The Loyalzoo app is the only cloud-based loyalty program available on the British market. What does this mean, and why is it important for merchants and customers?
There are a number of loyalty schemes on the market, but they all use something other than phone and tablet to perform the transaction, sometimes a plastic card reader, or more commonly, QR codes. The customer will buy what he/she wants, then, to get their rewards, the merchant presents them with a QR code on a piece of paper; the customer takes out their phone, launches some loyalty app or QR reader, they line it up with the QR code and zap.
Now, there are all sorts of problems with this way of doing things. Not many people have formed the habit of zapping QR codes and there is probably only a particular type of person that is likely to do so. But even if the streets were awash with people who loved QR codes, there is still a fundamental drawback with them.
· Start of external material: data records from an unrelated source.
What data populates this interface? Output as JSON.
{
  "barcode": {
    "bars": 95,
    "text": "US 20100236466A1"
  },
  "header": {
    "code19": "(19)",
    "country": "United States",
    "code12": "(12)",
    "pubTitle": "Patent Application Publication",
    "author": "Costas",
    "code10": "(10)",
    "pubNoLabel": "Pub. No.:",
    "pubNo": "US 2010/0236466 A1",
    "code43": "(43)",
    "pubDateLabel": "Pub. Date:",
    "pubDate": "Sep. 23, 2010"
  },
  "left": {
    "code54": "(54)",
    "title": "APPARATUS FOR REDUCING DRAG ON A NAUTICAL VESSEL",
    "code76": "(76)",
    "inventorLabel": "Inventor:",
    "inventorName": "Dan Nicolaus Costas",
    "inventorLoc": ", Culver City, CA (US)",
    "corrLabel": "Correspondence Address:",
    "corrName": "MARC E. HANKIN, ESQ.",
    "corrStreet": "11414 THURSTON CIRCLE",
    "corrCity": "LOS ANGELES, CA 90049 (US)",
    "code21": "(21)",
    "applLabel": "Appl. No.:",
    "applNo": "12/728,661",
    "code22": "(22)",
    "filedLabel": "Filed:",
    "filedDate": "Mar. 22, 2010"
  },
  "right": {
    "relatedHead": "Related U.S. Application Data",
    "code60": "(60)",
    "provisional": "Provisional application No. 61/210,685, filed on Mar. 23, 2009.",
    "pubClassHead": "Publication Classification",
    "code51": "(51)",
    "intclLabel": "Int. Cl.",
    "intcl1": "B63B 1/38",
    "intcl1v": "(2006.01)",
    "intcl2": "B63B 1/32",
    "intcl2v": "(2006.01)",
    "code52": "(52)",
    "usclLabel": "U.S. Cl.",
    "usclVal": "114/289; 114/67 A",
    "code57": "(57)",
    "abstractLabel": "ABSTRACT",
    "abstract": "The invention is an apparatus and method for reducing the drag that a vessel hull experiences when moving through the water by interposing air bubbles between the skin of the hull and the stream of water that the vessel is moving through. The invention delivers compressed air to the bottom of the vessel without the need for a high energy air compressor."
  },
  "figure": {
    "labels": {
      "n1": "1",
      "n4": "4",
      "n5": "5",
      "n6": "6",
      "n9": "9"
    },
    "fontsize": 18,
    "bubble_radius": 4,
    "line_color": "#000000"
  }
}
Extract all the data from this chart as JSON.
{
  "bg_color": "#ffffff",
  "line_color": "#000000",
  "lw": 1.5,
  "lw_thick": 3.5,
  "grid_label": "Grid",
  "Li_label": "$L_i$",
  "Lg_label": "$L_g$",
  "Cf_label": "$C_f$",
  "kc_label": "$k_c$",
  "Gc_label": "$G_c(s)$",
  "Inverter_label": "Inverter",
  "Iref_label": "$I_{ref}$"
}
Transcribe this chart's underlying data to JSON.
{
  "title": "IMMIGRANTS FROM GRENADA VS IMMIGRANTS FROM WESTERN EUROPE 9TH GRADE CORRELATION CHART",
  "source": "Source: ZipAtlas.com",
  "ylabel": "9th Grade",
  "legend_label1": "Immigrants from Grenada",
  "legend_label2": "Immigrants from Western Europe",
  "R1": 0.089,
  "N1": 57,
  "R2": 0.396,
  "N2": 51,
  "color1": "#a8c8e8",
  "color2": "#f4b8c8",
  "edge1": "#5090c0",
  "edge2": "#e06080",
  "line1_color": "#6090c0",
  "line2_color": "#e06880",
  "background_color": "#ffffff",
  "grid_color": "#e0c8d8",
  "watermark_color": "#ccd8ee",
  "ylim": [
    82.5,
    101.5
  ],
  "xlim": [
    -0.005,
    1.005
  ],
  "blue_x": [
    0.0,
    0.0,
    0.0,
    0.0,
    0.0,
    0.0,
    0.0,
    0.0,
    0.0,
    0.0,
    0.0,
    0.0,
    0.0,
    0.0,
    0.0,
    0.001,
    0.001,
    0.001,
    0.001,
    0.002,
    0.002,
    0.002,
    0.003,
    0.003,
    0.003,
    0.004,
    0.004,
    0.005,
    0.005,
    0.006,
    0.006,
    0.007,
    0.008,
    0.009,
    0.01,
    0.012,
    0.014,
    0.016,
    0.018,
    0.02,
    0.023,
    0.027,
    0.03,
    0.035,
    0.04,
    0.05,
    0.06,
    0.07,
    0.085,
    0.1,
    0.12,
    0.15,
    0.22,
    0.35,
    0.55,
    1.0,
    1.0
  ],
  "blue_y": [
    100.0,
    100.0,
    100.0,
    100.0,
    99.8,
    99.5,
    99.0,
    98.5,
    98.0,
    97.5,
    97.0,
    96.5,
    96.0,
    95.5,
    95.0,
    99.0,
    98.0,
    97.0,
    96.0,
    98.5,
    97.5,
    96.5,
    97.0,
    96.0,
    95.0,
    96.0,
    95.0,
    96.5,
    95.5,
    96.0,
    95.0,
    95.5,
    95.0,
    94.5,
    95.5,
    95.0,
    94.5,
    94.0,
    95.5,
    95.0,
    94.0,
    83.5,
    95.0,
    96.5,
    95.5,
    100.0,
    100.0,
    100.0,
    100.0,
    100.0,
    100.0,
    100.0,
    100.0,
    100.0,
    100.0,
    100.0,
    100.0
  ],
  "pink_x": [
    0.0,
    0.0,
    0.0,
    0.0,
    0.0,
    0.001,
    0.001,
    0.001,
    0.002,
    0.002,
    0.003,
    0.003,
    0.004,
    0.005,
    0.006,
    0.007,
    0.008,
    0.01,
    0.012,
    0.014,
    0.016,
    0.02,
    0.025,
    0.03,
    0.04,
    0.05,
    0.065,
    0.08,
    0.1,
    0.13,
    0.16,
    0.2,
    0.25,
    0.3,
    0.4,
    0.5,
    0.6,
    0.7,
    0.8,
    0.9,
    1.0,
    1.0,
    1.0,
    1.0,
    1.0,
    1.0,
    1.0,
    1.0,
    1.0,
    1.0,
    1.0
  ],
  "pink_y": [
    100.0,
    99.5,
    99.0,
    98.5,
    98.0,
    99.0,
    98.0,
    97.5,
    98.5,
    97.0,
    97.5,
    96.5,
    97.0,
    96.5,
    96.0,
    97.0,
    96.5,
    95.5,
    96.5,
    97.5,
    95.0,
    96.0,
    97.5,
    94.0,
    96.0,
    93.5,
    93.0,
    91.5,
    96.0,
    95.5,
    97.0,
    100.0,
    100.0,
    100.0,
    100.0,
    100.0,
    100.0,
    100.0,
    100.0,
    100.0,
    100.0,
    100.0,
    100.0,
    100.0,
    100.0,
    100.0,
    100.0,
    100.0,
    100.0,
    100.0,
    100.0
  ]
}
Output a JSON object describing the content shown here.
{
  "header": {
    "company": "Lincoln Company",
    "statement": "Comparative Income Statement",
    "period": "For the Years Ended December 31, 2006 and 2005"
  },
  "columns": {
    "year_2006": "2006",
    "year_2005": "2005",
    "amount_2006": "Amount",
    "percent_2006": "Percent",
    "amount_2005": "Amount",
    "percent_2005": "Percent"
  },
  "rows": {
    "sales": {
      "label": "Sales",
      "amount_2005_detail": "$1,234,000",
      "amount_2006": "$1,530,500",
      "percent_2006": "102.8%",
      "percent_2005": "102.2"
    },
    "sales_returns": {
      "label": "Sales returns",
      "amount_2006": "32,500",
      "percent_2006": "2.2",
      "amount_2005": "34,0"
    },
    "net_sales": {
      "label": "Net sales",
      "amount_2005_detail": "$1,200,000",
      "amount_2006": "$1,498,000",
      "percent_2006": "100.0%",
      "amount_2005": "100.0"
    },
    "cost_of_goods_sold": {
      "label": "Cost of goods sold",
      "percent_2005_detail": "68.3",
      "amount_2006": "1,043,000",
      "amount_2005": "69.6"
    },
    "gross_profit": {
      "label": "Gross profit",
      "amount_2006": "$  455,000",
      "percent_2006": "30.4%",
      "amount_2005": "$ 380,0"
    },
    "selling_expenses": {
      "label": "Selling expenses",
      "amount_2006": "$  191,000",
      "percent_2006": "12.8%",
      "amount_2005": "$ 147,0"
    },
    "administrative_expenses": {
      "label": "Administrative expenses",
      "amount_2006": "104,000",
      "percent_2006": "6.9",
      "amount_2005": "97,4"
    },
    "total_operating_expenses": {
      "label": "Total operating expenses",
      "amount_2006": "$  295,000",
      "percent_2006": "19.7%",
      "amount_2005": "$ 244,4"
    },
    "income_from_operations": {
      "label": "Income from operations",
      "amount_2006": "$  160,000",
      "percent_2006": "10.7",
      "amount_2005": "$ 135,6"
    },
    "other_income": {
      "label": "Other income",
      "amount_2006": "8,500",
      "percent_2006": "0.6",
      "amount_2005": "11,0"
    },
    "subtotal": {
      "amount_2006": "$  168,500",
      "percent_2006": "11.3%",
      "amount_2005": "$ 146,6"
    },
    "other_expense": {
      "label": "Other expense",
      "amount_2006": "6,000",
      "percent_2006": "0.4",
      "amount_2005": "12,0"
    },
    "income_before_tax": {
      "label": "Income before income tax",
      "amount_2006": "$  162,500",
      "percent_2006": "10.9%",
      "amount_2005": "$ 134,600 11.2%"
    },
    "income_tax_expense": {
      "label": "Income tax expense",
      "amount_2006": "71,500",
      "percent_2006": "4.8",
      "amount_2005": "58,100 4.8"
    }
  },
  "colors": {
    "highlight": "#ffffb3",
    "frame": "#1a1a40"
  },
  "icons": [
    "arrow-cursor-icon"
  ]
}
QR codes get between the merchant and the customer. There is a sandwich shop near where I live and they have a QR-based loyalty scheme. I’ve now gone through the loop a number of times of 10 sandwiches/get one free and the owner still does not know my name. Every time I launch the loyalty app on my phone, he shoves a QR code in front of me and I zap dutifully. The QR code is the centre of the transaction. There is no reason for me to say who I am and no reason for him to find out. The QR code tells him nothing about me, how often I’ve visited , when did I last visit, what my preferences are etc. But worst of all, the QR code gets in the way of my direct relationship with the merchant.
We went for a cloud-based solution, not because it was more beautiful, either in a technical or aesthetic sense, but because it was the solution that would lend itself most to strengthening the bond between merchant and customer. With the Loyalzoo app, the customer has to do no more than launch the app and check in. Once he/she has done that, they can put the phone away. The customer then pops up on the merchant’s tablet. But the devices do no more than enable the human contact. At some point, either the customer has to say, ‘Hi, I’m John Smith, I’ve just checked in’, or the merchant must say, ‘Hey, John, how is it going’, or something to that effect.
It’s as simple as that. If a loyalty scheme does not improve the relationship between merchant and customer, then it’s no good. Strictly speaking, like my scheme with the sandwich shop, it’s a reward scheme, not a loyalty scheme. The customer gets the odd freebie out of it, but the merchant gets very little. That kind of scheme might work for a large chain with a high staff turnover and where the personal relationship is not important, but for an independent, it’s all wrong.